Os direitos individuais e coletivos – como igualdade, liberdade, vida, segurança, propriedade -, os direitos sociais, de nacionalidade e os direitos políticos são considerados imprescritíveis, inalienáveis, irrenunciáveis, invioláveis, universais, efetivos, interdependentes e complementares. Dessa forma, com a positivação de direitos, os cidadãos podem exigir determinados critérios, como a democracia, a sua liberdade de atuação e de tomada de decisão, entre outros. Somente o individuo, particularmente, dota desses direitos, ainda que exista comumente para todos.

É importante ressaltar que os direitos fundamentais jamais poderão ser utilizados em virtude de proteção de ilicitudes e atos contra a lei, demonstrando-se assim a limitação dessas garantias, visto que as normas estabelecidas pela constituição de cada país representam barreiras para a sua proposição.

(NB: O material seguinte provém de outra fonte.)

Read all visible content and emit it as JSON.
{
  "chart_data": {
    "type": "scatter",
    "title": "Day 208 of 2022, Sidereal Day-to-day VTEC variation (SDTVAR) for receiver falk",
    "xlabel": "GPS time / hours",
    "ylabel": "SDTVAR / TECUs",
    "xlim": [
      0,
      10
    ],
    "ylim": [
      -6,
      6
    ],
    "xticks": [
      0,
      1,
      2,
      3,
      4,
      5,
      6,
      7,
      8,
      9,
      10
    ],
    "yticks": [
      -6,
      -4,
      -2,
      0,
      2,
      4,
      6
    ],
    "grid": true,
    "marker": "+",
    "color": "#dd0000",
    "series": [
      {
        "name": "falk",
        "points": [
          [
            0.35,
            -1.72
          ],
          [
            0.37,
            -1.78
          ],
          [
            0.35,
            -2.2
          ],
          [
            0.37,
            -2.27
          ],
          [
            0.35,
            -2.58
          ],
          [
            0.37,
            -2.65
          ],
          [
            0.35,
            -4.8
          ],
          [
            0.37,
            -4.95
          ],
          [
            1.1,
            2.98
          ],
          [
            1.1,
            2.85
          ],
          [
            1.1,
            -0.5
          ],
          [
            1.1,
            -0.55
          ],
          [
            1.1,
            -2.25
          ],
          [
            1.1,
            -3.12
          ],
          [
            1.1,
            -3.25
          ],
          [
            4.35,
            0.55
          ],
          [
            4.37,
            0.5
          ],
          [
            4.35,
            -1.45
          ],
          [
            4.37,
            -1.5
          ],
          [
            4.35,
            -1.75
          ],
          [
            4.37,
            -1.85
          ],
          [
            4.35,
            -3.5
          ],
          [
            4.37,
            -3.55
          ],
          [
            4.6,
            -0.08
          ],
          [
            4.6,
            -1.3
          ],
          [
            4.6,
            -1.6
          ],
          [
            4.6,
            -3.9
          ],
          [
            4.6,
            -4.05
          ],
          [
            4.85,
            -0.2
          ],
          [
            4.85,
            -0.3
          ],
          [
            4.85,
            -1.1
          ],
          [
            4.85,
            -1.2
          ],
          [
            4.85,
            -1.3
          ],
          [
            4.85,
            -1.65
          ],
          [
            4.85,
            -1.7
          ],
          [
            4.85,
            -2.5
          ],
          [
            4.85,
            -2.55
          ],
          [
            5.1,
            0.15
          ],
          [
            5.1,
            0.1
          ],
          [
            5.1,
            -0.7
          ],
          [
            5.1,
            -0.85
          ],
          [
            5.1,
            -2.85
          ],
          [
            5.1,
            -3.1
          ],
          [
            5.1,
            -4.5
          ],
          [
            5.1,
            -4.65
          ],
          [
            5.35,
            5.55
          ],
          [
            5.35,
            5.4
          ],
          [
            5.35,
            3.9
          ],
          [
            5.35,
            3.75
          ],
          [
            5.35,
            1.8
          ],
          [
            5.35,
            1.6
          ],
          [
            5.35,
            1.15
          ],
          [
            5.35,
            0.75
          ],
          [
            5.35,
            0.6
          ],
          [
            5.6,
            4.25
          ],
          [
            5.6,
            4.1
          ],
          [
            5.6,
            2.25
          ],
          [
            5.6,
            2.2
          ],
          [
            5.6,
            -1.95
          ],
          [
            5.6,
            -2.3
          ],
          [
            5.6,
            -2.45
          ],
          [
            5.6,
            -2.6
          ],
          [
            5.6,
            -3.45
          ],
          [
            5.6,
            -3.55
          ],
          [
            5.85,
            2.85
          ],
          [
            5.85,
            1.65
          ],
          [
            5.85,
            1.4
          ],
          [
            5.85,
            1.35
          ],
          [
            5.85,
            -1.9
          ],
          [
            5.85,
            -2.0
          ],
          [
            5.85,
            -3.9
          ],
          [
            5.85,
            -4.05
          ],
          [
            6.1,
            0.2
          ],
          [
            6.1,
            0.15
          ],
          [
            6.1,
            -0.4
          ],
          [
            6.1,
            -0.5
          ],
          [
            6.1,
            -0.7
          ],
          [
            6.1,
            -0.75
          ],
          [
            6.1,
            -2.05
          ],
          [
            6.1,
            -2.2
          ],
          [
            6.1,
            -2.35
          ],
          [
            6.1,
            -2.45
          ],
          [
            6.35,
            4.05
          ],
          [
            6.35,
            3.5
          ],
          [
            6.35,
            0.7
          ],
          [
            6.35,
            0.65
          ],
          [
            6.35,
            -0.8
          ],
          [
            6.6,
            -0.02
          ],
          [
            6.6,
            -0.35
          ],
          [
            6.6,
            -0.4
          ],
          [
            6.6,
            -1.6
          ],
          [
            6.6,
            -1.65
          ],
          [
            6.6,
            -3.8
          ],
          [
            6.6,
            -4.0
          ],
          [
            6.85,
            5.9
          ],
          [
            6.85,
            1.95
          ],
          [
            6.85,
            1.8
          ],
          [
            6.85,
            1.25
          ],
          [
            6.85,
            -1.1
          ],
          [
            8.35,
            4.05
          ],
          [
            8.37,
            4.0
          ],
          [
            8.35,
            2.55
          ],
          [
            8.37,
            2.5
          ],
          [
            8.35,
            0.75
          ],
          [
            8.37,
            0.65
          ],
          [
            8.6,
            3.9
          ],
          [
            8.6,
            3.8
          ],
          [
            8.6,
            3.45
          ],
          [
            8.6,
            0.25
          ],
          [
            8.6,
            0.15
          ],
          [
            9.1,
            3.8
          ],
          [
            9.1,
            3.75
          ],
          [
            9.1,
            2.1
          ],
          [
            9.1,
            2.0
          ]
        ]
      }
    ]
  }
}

2 LIBERDADE, VIDA E A POSSIBILIDADE DE ESCOLHAS

No que aborda a constituição, a questão da vida não é levada em consideração apenas no seu aspecto biológico, mas algo dinâmico, que está, inevitavelmente, se transformando, podendo passar a configurar morte. Qualquer coisa que interfira nessa transformação, nessa modificação estará contrariando a vida e, consequentemente, um princípio do direito, pois tudo o que a lei tutela e prescreve está diretamente ligado à vida humana e à sua manutenção. “A vida é fonte primária de todos os outros bens jurídicos.” (DA SILVA, J. A., 2011).

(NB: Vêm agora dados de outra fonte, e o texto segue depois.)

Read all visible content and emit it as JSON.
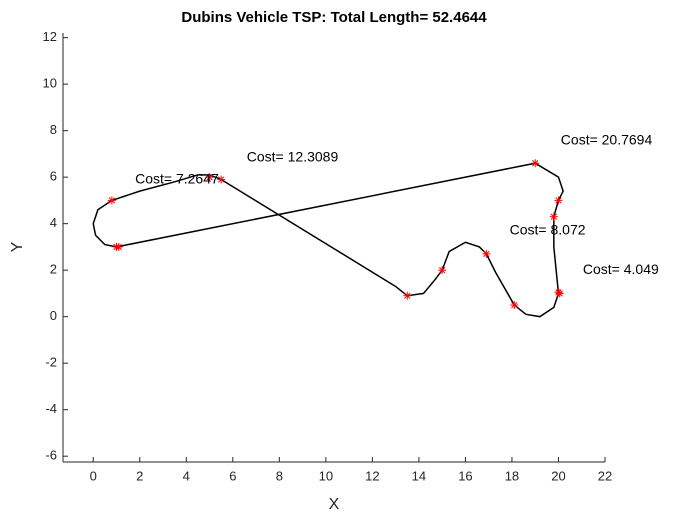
{
  "chart_data": {
    "type": "line",
    "title": "Dubins Vehicle TSP: Total Length= 52.4644",
    "xlabel": "X",
    "ylabel": "Y",
    "xlim": [
      -1.3,
      22
    ],
    "ylim": [
      -6.25,
      12.2
    ],
    "xticks": [
      0,
      2,
      4,
      6,
      8,
      10,
      12,
      14,
      16,
      18,
      20,
      22
    ],
    "yticks": [
      -6,
      -4,
      -2,
      0,
      2,
      4,
      6,
      8,
      10,
      12
    ],
    "path": {
      "color": "#000000",
      "x": [
        1,
        0.5,
        0.1,
        0,
        0.2,
        0.8,
        2,
        3.5,
        4.5,
        5,
        5.5,
        13,
        13.5,
        14.2,
        14.7,
        15,
        15.3,
        16,
        16.6,
        16.9,
        17.3,
        18.1,
        18.6,
        19.2,
        19.8,
        20,
        19.9,
        19.8,
        19.8,
        20,
        20.2,
        20,
        19,
        1
      ],
      "values": [
        3,
        3.1,
        3.5,
        4,
        4.6,
        5,
        5.4,
        5.8,
        6.1,
        6.1,
        5.9,
        1.3,
        0.9,
        1,
        1.6,
        2,
        2.8,
        3.2,
        3,
        2.7,
        1.9,
        0.5,
        0.1,
        0,
        0.4,
        1,
        2,
        3,
        4.3,
        5,
        5.4,
        6,
        6.6,
        3
      ]
    },
    "waypoints": {
      "color": "#ff0000",
      "x": [
        0.8,
        1,
        1.1,
        5,
        5.5,
        13.5,
        15,
        16.9,
        18.1,
        19,
        20,
        19.8,
        20,
        20.05
      ],
      "values": [
        5,
        3,
        3,
        6,
        5.9,
        0.9,
        2,
        2.7,
        0.5,
        6.6,
        5,
        4.3,
        1.05,
        1
      ]
    },
    "annotations": [
      {
        "text": "Cost= 7.2647",
        "x": 1.8,
        "y": 5.88
      },
      {
        "text": "Cost= 12.3089",
        "x": 6.6,
        "y": 6.83
      },
      {
        "text": "Cost= 20.7694",
        "x": 20.1,
        "y": 7.56
      },
      {
        "text": "Cost= 8.072",
        "x": 17.9,
        "y": 3.69
      },
      {
        "text": "Cost= 4.049",
        "x": 21.05,
        "y": 2.0
      }
    ]
  }
}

Apesar de não ser o provedor desse bem maior, o Estado tem, como uma de suas funções, assegurar a vida dos cidadãos, garantindo seus direitos e sua dignidade. Para Alexandre de Moraes, o direito à vida representa o mais fundamental dos direitos, pois constitui um pré-requisito para a existência e o exercício dos demais. Desse modo, a vida e a dignidade da pessoa humana andam coladas, ligadas intrinsecamente, quando, por exemplo, se toca na questão da liberdade: poder de autodeterminação, livre-arbítrio.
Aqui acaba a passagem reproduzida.